Three key insights on optimizing IPD, Lean and BIM

By Scott Adams / Special to Healthcare Facilities Today
April 12, 2017
The ability to use VR, augmented reality and BIM tools means more transparency and better, faster decision making.

Healthcare construction projects have significantly changed over the past decade, with increasingly compressed schedules, budgets, as well as continually advancing technologies.

And healthcare projects continue to evolve and change.  In California, for example, a swath of new requirements for all facilities must be implemented by 2030.  At the same time, healthcare is a longstanding industry, the stability of which is disrupted today by frequent mergers and acquisitions.

Traditional ways of delivering projects do not function to support the continually evolving trends and needs in healthcare. 

As a result, industry leaders are implementing new technology tools and processes, and using Lean management techniques to respond to these challenges.

Innovations like IPD and BIM are essential to successful project completion in today’s fast-paced environment. For stakeholders and project teams, building relationships among team members provides the critical foundation needed to manage change through the course of the project. Having a comfort level with their partners allows everyone on the team to perform well, be accountable for the good as well as the challenging, and see the project through to successful completion.

The keys to a successful project using these innovations are openness and accountability, as well as new levels of collaboration.

Here are insights.

Openness + Transparency

Openness starts with effective communication and transparency among all parties in planning sessions, with a focus on getting the key decision-makers in a room together at the very start of the project.

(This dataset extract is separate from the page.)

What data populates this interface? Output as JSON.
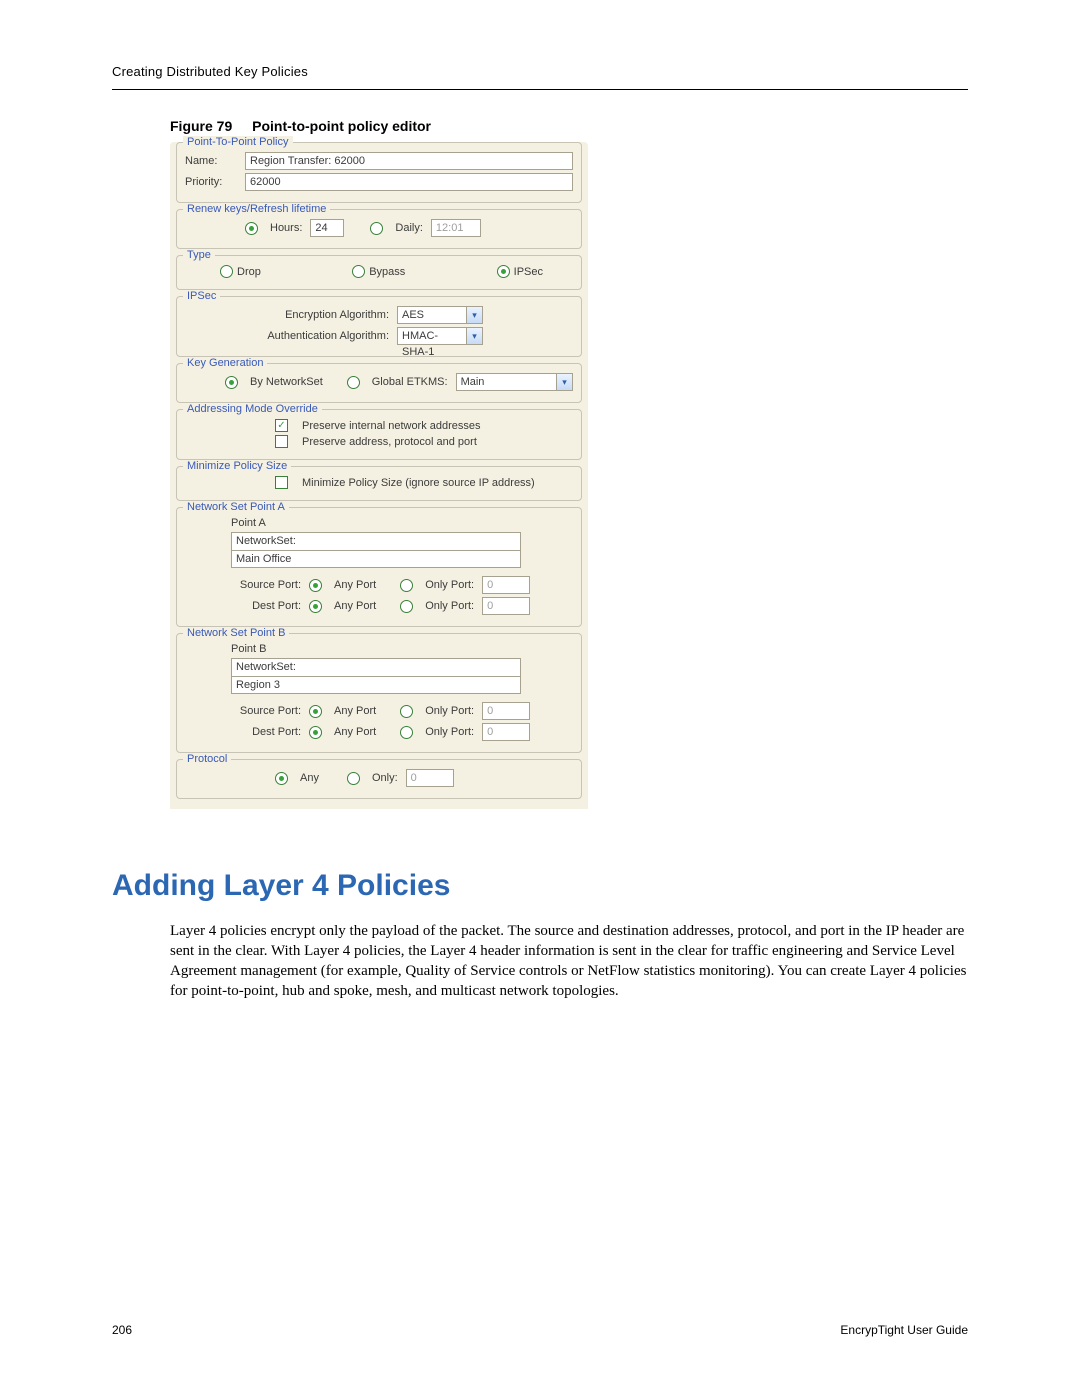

Although the concepts are not new, open data sharing and planning sessions with the entire team laying out tasks on simple sticky notes are still unfamiliar to some. Because of the compressed schedules and budgets of projects, many such fundamental planning techniques are skipped on projects. Good communication and openness within the team is critical, however, and getting everyone together in team meetings often results in a whole new – and invaluable – realization of internal operations.

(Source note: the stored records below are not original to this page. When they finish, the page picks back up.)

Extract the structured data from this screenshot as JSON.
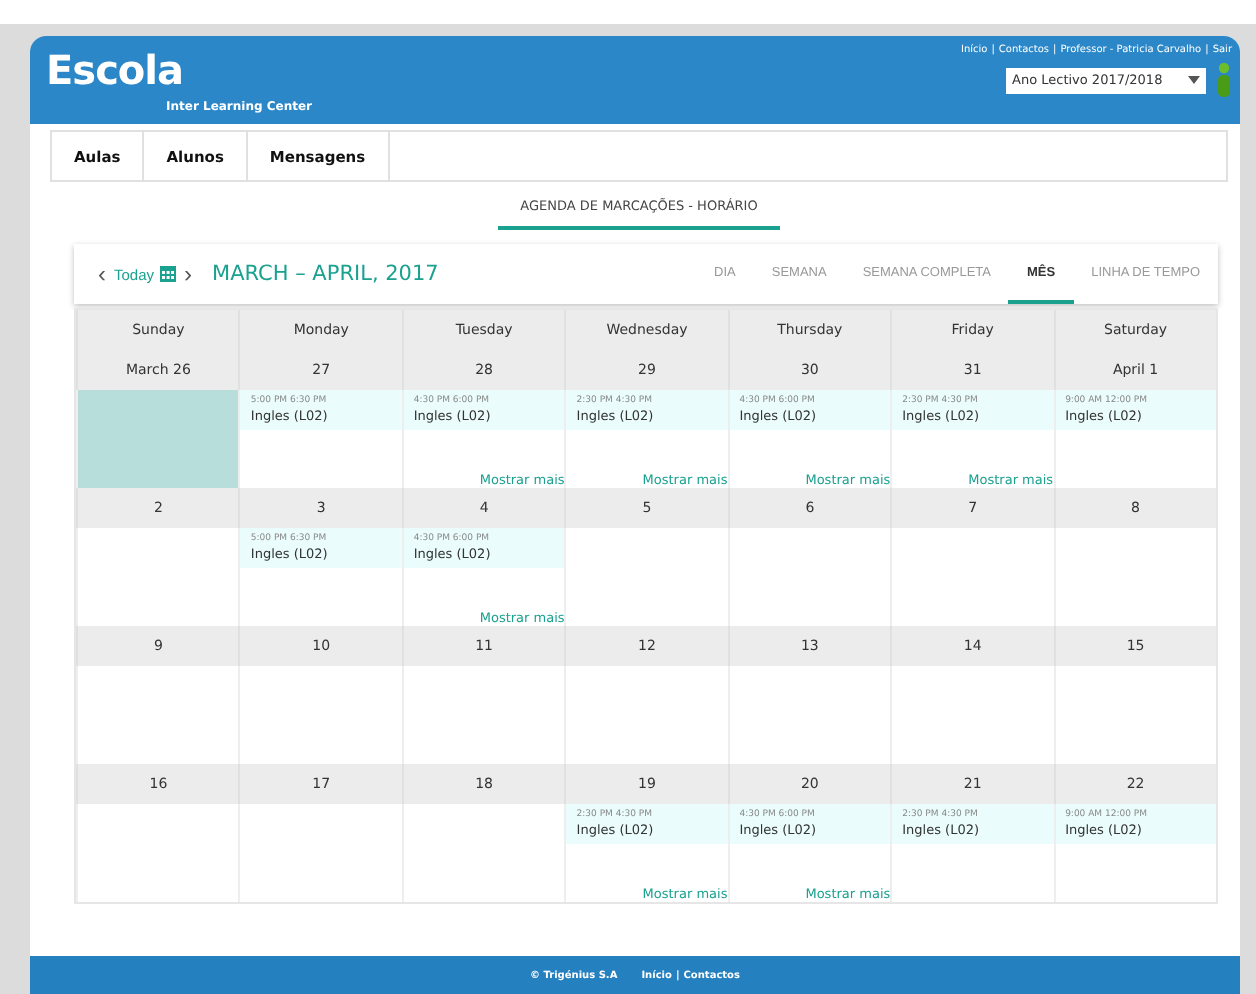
{
  "header": {
    "logo": "Escola",
    "subtitle": "Inter Learning Center",
    "links": [
      "Início",
      "Contactos",
      "Professor - Patricia Carvalho",
      "Sair"
    ],
    "separator": "|",
    "year_select": "Ano Lectivo 2017/2018"
  },
  "nav": [
    {
      "label": "Aulas"
    },
    {
      "label": "Alunos"
    },
    {
      "label": "Mensagens"
    }
  ],
  "page_title": "AGENDA DE MARCAÇÕES - HORÁRIO",
  "toolbar": {
    "prev": "‹",
    "today": "Today",
    "next": "›",
    "range": "MARCH – APRIL, 2017",
    "views": [
      {
        "label": "DIA",
        "selected": false
      },
      {
        "label": "SEMANA",
        "selected": false
      },
      {
        "label": "SEMANA COMPLETA",
        "selected": false
      },
      {
        "label": "MÊS",
        "selected": true
      },
      {
        "label": "LINHA DE TEMPO",
        "selected": false
      }
    ]
  },
  "calendar": {
    "weekdays": [
      "Sunday",
      "Monday",
      "Tuesday",
      "Wednesday",
      "Thursday",
      "Friday",
      "Saturday"
    ],
    "weeks": [
      {
        "days": [
          {
            "date": "March 26",
            "selected": true
          },
          {
            "date": "27",
            "selected": false,
            "events": [
              {
                "time": "5:00 PM 6:30 PM",
                "title": "Ingles (L02)"
              }
            ]
          },
          {
            "date": "28",
            "selected": false,
            "events": [
              {
                "time": "4:30 PM 6:00 PM",
                "title": "Ingles (L02)"
              }
            ],
            "more": "Mostrar mais"
          },
          {
            "date": "29",
            "selected": false,
            "events": [
              {
                "time": "2:30 PM 4:30 PM",
                "title": "Ingles (L02)"
              }
            ],
            "more": "Mostrar mais"
          },
          {
            "date": "30",
            "selected": false,
            "events": [
              {
                "time": "4:30 PM 6:00 PM",
                "title": "Ingles (L02)"
              }
            ],
            "more": "Mostrar mais"
          },
          {
            "date": "31",
            "selected": false,
            "events": [
              {
                "time": "2:30 PM 4:30 PM",
                "title": "Ingles (L02)"
              }
            ],
            "more": "Mostrar mais"
          },
          {
            "date": "April 1",
            "selected": false,
            "events": [
              {
                "time": "9:00 AM 12:00 PM",
                "title": "Ingles (L02)"
              }
            ]
          }
        ]
      },
      {
        "days": [
          {
            "date": "2",
            "selected": false
          },
          {
            "date": "3",
            "selected": false,
            "events": [
              {
                "time": "5:00 PM 6:30 PM",
                "title": "Ingles (L02)"
              }
            ]
          },
          {
            "date": "4",
            "selected": false,
            "events": [
              {
                "time": "4:30 PM 6:00 PM",
                "title": "Ingles (L02)"
              }
            ],
            "more": "Mostrar mais"
          },
          {
            "date": "5",
            "selected": false
          },
          {
            "date": "6",
            "selected": false
          },
          {
            "date": "7",
            "selected": false
          },
          {
            "date": "8",
            "selected": false
          }
        ]
      },
      {
        "days": [
          {
            "date": "9",
            "selected": false
          },
          {
            "date": "10",
            "selected": false
          },
          {
            "date": "11",
            "selected": false
          },
          {
            "date": "12",
            "selected": false
          },
          {
            "date": "13",
            "selected": false
          },
          {
            "date": "14",
            "selected": false
          },
          {
            "date": "15",
            "selected": false
          }
        ]
      },
      {
        "days": [
          {
            "date": "16",
            "selected": false
          },
          {
            "date": "17",
            "selected": false
          },
          {
            "date": "18",
            "selected": false
          },
          {
            "date": "19",
            "selected": false,
            "events": [
              {
                "time": "2:30 PM 4:30 PM",
                "title": "Ingles (L02)"
              }
            ],
            "more": "Mostrar mais"
          },
          {
            "date": "20",
            "selected": false,
            "events": [
              {
                "time": "4:30 PM 6:00 PM",
                "title": "Ingles (L02)"
              }
            ],
            "more": "Mostrar mais"
          },
          {
            "date": "21",
            "selected": false,
            "events": [
              {
                "time": "2:30 PM 4:30 PM",
                "title": "Ingles (L02)"
              }
            ]
          },
          {
            "date": "22",
            "selected": false,
            "events": [
              {
                "time": "9:00 AM 12:00 PM",
                "title": "Ingles (L02)"
              }
            ]
          }
        ]
      }
    ]
  },
  "footer": {
    "copyright": "© Trigénius S.A",
    "links": [
      "Início",
      "Contactos"
    ],
    "separator": "|"
  }
}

It is even more productive to foster a sense of openness in an environment with transparency. With pull planning, commitments, and accountability, leaders and stakeholders already know what other team members are doing so there’s more focus on meeting schedules and deliverables. 

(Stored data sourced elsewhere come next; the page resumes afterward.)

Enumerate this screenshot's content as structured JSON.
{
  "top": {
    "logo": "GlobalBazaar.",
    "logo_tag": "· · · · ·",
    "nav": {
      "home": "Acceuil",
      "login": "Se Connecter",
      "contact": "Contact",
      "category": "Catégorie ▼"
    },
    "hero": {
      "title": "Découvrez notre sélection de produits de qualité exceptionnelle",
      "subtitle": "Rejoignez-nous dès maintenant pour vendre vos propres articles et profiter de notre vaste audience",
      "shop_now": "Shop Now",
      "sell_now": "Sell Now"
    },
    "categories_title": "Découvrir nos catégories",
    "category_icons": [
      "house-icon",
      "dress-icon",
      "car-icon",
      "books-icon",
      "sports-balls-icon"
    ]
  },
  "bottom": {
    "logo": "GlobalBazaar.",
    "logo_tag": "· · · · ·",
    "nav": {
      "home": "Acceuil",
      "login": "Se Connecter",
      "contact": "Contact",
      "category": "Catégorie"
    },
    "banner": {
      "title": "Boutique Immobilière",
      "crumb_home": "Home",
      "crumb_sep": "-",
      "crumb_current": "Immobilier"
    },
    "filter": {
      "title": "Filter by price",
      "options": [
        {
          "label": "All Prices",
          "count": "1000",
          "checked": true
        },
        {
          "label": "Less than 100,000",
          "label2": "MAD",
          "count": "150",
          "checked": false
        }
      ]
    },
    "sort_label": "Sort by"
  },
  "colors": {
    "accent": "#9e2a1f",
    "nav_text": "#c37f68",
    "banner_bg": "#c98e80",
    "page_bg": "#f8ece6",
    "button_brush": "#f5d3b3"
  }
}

When there is good communication among the project team—both from the design side and construction side—the project is an open book. With the IPD Lean open-book policy, financial feedback is instantaneous. Because of the transparent quality of the work, everyone can see and improve project details.

Taking a larger view of the process and project helps members of the team think beyond their scope of work. Planning with these larger-scale considerations in mind helps project teams take the end goals of the project into consideration throughout the course of the project.

The transparent, IPD process is efficient and cost-effective not only for the project team, but also healthcare leaders.  In the risk/reward environment, corrective comments are welcomed and surface earlier. Reducing contingencies and buffers in the planning means that real data is available and decision-making is more accurate. Some of the savings might be distributed among the team as an incentive, and another portion can go back to the healthcare leaders to be reinvested in aspects of the project that were initially viewed as unfeasible.

Accountability

Accountability in projects has developed a negative connotation in the past. In reality, however, accountability can be neutral—tracking down the real issue.  But most importantly, accountability has the potential to be very positive – when team members receive recognition for resolving challenges, advancing the schedule or saving costs in the project. When project teams understand that accountability can be affirming, they thrive in the risk/reward environment and bring an open mind to meetings and discussions. With metrics and data shared across all disciplines, everyone on the team becomes a partner in the project.

For example, in a risk/reward environment, some project team members may be more transparent about strengths and weaknesses with something as simple as signage. Various project members may have the capabilities, but an interior consultant might do a better job, and the cost to hire that person would be offset with the improved quality. In the end, the client saves money and gets a superior result, which is a win for the entire project.

Innovation may even become a fun competition within the team, especially when there is an incentive. This kind of positive reinforcement builds a culture of collaboration along with the accountability, which is ideal in projects that unite architect/engineering groups with contractors. When everyone knows that others are there to be helpful and it’s a culture of learning and growth, the trades will share their knowledge for the good of the project, building a solid foundation of successful partnerships.

Collaboration 

While technology is a great tool in a Lean environment, if it is not used properly it can become an obstacle as project teams lose the soft skills of communication and collaboration. Sitting down face-to-face pulls people together and productive conversations almost inevitably ensue.

The “big room” approach of getting the entire team together in a room for a daylong or weeklong workshop not only builds relationships at the start of a project, but also creates a starting point for ongoing collaboration in scheduled reviews and project team interactions – open, transparent and accountable – throughout the project.

There are so many boards and processes internally, particularly in healthcare organizations, that getting the group together optimizes communication.  This type of collaboration maximizes how the internal infrastructure of the healthcare organization and the project function. Tools like VR and augmented reality allow the team to make changes in real time in response to feedback. Instead of technology replacing the soft skills of human interaction, it can be used to enhance the efforts of the project team and allow new levels of collaboration.